MORE: ‘I needed to work on me’: Colts’ Darius Leonard took on mental health in offseason
Leonard was one of several Colts stars I found open to talking about the vulnerabilities that players were more reticent on in my stops covering the Bears and Lions.
There was Kenny Moore II, the day I met him, sharing about how he didn’t play football until his senior year of high school out of terror of what the big recruits in south Georgia would do to his compact frame.

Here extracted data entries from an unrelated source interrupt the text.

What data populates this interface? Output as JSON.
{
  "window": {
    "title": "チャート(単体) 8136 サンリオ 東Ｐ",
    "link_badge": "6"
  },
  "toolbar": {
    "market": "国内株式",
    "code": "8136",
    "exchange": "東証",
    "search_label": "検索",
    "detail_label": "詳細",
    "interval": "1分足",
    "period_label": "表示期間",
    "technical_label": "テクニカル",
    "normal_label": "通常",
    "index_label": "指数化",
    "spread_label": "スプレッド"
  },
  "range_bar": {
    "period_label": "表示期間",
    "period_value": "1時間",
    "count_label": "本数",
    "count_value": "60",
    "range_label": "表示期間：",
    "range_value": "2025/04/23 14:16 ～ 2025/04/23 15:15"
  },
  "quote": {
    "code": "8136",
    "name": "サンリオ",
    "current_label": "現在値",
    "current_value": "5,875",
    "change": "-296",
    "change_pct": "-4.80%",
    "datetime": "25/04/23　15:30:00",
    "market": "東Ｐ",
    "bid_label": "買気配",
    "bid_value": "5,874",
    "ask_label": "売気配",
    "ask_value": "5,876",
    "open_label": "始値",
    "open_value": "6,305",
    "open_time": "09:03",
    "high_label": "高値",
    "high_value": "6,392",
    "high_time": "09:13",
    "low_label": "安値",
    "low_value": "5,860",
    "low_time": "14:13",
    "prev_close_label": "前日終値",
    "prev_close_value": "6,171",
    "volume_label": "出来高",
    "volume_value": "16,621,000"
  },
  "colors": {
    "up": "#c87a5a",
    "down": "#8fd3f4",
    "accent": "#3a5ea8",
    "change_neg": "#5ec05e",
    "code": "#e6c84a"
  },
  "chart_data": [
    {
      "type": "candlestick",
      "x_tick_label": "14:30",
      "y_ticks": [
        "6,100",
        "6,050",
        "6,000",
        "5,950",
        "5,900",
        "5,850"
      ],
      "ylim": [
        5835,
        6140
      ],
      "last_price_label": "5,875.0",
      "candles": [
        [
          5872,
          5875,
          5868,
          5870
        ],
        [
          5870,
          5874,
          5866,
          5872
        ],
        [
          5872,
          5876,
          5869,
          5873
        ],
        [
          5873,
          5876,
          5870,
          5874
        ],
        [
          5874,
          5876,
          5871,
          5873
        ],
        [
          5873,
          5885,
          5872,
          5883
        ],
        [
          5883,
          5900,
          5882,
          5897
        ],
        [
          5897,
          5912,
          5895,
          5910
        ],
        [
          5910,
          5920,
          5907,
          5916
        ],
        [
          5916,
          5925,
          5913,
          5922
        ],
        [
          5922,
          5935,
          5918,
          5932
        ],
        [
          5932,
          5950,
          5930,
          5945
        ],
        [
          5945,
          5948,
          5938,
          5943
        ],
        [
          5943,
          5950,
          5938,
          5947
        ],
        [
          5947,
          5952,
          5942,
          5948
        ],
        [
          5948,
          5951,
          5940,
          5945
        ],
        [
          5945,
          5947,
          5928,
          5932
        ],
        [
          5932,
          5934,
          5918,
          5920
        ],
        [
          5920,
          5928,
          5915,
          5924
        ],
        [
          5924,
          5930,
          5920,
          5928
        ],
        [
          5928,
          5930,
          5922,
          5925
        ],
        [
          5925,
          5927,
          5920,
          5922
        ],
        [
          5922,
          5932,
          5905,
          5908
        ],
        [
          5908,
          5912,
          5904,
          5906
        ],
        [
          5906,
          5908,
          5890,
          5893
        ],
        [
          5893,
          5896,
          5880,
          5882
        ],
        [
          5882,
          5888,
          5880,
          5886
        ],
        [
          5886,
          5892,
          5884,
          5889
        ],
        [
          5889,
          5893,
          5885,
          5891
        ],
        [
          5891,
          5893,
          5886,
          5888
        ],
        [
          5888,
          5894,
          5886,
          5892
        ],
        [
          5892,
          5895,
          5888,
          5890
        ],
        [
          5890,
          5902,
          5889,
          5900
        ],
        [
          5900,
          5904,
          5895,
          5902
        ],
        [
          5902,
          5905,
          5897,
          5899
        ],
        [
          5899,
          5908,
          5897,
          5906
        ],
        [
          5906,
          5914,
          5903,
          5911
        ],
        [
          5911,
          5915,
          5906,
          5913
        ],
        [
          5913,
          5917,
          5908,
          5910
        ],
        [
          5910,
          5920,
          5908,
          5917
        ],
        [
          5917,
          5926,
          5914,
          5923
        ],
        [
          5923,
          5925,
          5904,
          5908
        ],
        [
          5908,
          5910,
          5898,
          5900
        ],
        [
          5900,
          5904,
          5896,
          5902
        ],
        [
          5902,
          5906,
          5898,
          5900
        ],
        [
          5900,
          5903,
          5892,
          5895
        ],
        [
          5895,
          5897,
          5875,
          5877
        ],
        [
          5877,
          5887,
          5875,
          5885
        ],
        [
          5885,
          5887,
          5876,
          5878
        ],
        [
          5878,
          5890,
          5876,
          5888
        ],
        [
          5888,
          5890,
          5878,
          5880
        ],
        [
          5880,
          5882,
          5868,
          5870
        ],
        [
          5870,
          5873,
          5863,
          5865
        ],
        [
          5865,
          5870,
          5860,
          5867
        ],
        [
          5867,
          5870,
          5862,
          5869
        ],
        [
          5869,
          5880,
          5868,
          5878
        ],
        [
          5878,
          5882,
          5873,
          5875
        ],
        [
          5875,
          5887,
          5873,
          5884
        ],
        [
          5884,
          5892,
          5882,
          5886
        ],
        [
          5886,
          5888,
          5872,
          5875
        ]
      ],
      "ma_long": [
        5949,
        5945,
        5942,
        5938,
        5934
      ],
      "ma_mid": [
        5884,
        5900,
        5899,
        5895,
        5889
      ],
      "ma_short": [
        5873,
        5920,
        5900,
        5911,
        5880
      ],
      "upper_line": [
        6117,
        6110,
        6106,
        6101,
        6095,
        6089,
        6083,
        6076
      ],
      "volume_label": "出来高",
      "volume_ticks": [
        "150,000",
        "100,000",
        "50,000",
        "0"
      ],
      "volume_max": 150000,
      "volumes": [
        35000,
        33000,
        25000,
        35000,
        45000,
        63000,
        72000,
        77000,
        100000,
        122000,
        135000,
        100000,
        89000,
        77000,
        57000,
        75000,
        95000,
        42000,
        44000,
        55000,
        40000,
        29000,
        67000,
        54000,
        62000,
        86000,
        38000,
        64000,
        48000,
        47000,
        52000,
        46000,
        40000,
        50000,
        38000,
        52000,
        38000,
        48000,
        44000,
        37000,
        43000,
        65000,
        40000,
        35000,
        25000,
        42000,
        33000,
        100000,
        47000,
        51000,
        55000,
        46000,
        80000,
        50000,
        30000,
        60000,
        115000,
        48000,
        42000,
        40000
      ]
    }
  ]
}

There was Michael Pittman Jr., asking if we could talk on an opposite training camp field as the rest of the media and fans, so he could open up on a stuttering issue that led to bullying when he was young and built the fire he later cracked linebackers and punched helmets with.
MORE: How Colts’ Kenny Moore II went from a boy scared of hits to Man of the Year
MORE: The multiple personalities of Michael Pittman Jr.
There was Ryan Kelly, talking at great length about the death of his infant daughter, Mary Kate; or Tyler Goodson, speaking with tears but also conviction about the hate and threats he knew were coming after dropping that pass on 4th-and-1; or Jelani Woods, opening up about his friends on the Virginia football team who were shot to death; or JuJu Brents, who, when I apologized one day for asking him to relive his latest crushing injury, said, “No, thank you for checking in on me.”
In a rage against the tropes of masculinity in this country, Colts players have found a way to turn their vulnerability into a strength, much like their owner.
It’s May again. This is Mental Health Awareness Month, and so although any time is tragic to die, this timing is also cosmic and true to what Irsay built on this planet.
Like with Cobain’s guitar, a man can die, but a conversation can live on.
This is Irsay’s legacy. He wrote it with a life that was both like and unlike other owners.
And just enough like the rest of us.